No segundo disco com Ryan Lewis, rapper se arrisca com canções menos pop

Embora tenha estourado com duas músicas festivas – “Thrift Shop” e “Can’t Hold Us” –, em ambas Macklemore teve como inspiração a rejeição ao conformismo e a proteção da autoconfiança. Desde o início da carreira, o que tem amarrado a música de Macklemore é a honestidade e a autoconsciência do rapper.

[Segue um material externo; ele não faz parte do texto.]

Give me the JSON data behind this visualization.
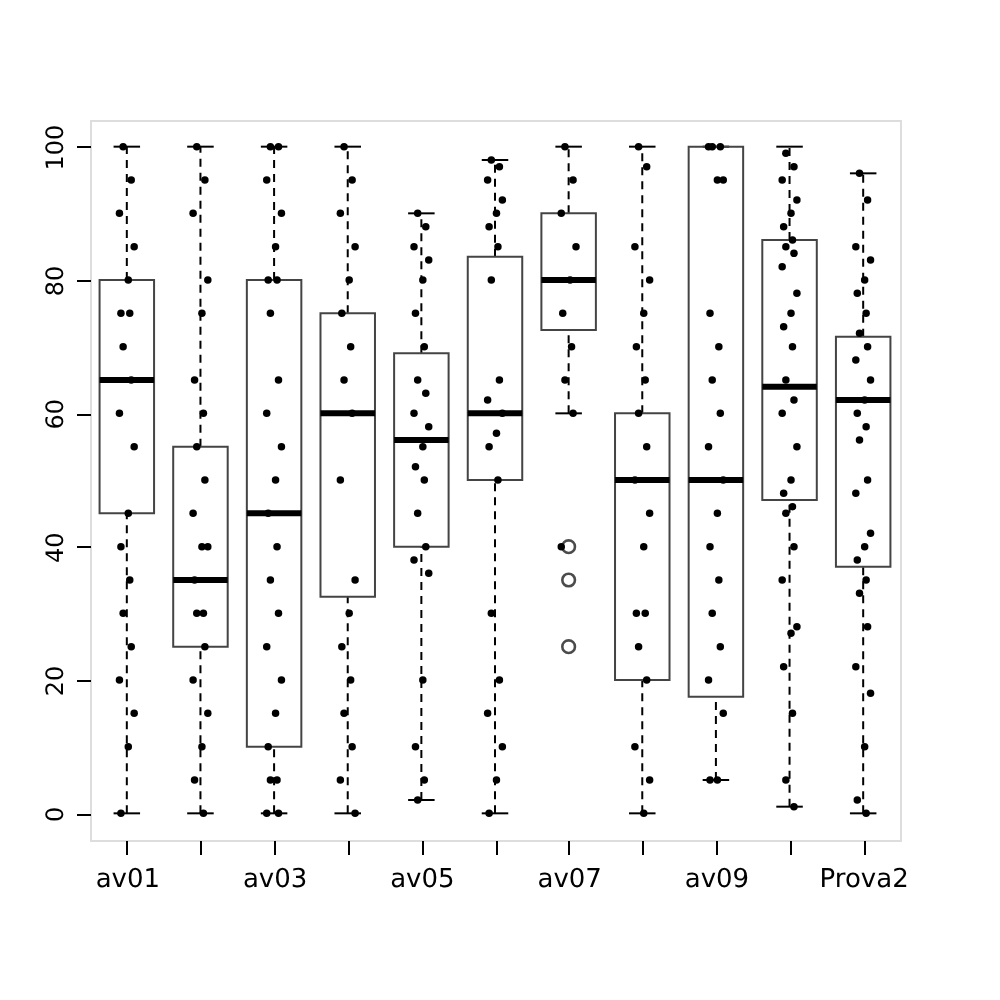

Isso continua verdadeiro em This Unruly Mess I’ve Made. Na faixa de abertura, “Light Tunnels”, Macklemore descreve a indústria do entretenimento como uma farsa movida a insegurança e faminta por congratulações; em “Kevin”, inspirada pela overdose de remédios de um amigo, ele acusa as grandes indústrias farmacêuticas de serem uma gangue de assassinos buscando o lucro e de serem protegidas por um sistema de justiça hipócrita. Mais ambiciosamente e complicadamente , o rapper dedica nove minutos a “White Privilege II”, que levanta várias perguntas sobre a sociedade racista em que vivemos e a própria cumplicidade de Macklemore, como um rapper branco, dentro dela. Nenhuma dessas faixas reflete o que se chamaria de impulsos tradicionalmente comerciais e, embora Macklemore negue que o imenso sucesso de The Heist tenha levado a um afastamento consciente da acessibilidade pop, o empresário da dupla, Zach Quillen, reconhece que uma faixa como “White Privilege II” pode alienar os fãs de “Thrift Shop”. “Ela pode espantar uma parte do nosso público”, afirma. “Por um lado, tivemos um sucesso com The Heist muito maior do que conseguiríamos prever, então temos capital para gastar. Por outro lado, é insanamente arriscado.”